For these reasons, the Japanese Medical Association and the Japanese Society of Obstetrics and Gynecology, which determine authorization, do not recommend testing at unauthorized clinics.

While unlicensed clinics are not an absolute no-no, many parents have regretted the lack of genetic counseling due to the absence of a clinical geneticist, so it is recommended that testing be done at a licensed clinic whenever possible.

Choosing not to have prenatal testing

While some parents do prenatal testing, others do not. This is because parents who have decided to raise their children, even if they have Down syndrome, do not need to know the test results.

Some parents are also anxious to know the test results. This is because if the test results are positive, they must make a life choice. In Japan, more than 95% of couples choose to have an abortion if a genetic disorder is detected by prenatal testing. Even if they consult with others around them, they are advised to have an abortion, and considering the difficulty of raising a child, this is not an option.

But no matter what the reason, abortion is killing an unborn child. Many parents find it hard to take a life by their own choice, and many do not do prenatal testing so that they do not have to choose between life and death.

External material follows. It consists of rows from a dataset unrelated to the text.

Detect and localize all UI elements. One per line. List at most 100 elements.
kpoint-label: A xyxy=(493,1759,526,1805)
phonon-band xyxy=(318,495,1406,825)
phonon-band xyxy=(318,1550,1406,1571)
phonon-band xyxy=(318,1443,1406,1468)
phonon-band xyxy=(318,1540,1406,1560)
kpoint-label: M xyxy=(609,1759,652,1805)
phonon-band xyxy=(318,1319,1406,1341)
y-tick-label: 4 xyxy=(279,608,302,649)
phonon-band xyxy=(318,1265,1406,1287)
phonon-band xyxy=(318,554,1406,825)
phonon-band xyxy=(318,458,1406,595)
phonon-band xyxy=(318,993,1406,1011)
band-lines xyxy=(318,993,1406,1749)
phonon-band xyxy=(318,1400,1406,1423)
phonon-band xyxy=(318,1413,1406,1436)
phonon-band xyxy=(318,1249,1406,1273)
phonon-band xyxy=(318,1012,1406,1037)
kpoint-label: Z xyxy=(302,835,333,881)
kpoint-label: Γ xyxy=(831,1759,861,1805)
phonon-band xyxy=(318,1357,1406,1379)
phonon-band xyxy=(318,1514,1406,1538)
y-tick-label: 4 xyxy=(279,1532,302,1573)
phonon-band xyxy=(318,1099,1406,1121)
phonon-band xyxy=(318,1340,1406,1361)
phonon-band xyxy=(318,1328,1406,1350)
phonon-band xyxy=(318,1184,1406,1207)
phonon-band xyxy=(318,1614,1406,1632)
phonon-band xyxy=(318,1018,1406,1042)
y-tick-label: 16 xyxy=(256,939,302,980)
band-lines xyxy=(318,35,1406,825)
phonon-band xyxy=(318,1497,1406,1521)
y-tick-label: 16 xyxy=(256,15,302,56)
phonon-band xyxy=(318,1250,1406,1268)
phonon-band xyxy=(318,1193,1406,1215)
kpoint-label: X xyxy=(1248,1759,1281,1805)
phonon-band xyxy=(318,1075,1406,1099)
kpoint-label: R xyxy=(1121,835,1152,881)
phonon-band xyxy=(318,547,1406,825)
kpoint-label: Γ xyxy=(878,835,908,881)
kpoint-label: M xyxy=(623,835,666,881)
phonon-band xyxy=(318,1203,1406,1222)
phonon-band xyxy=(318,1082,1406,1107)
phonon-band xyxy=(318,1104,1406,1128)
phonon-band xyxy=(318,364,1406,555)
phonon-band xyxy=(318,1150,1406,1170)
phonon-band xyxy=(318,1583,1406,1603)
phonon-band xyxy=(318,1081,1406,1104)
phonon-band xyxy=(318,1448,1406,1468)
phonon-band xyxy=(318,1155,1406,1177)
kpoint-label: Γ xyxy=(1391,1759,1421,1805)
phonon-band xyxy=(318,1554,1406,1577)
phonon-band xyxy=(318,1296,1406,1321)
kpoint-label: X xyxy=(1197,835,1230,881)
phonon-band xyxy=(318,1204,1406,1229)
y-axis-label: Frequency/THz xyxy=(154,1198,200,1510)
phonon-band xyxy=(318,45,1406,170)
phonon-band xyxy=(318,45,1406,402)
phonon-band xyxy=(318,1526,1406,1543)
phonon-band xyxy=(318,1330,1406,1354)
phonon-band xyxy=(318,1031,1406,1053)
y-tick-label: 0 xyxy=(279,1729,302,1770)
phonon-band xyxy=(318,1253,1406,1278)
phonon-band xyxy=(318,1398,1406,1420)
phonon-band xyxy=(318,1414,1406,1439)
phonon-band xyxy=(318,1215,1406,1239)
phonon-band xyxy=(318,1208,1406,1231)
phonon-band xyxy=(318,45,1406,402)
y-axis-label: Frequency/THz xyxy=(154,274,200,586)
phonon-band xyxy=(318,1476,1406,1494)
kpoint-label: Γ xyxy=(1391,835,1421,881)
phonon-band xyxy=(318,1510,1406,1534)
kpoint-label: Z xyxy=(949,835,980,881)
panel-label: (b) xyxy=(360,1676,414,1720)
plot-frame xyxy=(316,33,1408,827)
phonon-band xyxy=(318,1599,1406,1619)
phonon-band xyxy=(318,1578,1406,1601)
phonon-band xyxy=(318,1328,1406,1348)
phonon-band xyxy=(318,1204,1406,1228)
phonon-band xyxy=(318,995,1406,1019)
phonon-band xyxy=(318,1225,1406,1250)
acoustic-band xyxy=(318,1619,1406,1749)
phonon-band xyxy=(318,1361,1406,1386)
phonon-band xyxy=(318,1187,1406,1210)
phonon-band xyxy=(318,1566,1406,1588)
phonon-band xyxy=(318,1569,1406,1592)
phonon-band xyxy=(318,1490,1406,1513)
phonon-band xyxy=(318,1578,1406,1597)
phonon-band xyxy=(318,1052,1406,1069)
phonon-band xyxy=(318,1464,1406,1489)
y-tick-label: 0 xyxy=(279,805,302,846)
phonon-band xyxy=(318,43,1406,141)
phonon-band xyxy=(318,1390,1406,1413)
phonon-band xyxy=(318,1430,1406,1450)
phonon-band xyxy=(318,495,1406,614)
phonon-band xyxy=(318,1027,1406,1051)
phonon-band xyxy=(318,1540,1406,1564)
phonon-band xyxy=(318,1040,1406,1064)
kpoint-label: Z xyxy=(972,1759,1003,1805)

Some doctors are negative about prenatal testing. They do not think it is a good idea to sort out life, giving birth if the test is negative and aborting if the test is positive. We are well aware of the difficulties of raising a handicapped child, but we hope that you will cherish the life you have been given, and if you do decide to have an abortion, it will be after deep consideration and thought.

Prenatal testing can help many parents, but it can also be a source of anxiety for them.

Future demand potential

Prenatal testing is a means of learning about the genetic information of the fetus as well as a means of avoiding subsequent hardships. As NIPT becomes more widely used, which is less physically and financially burdensome, more people will use NIPT and other prenatal tests.

However, that does not mean that we should neglect the selection of life. It is necessary to decide "what to do" after careful consideration, including genetic counseling.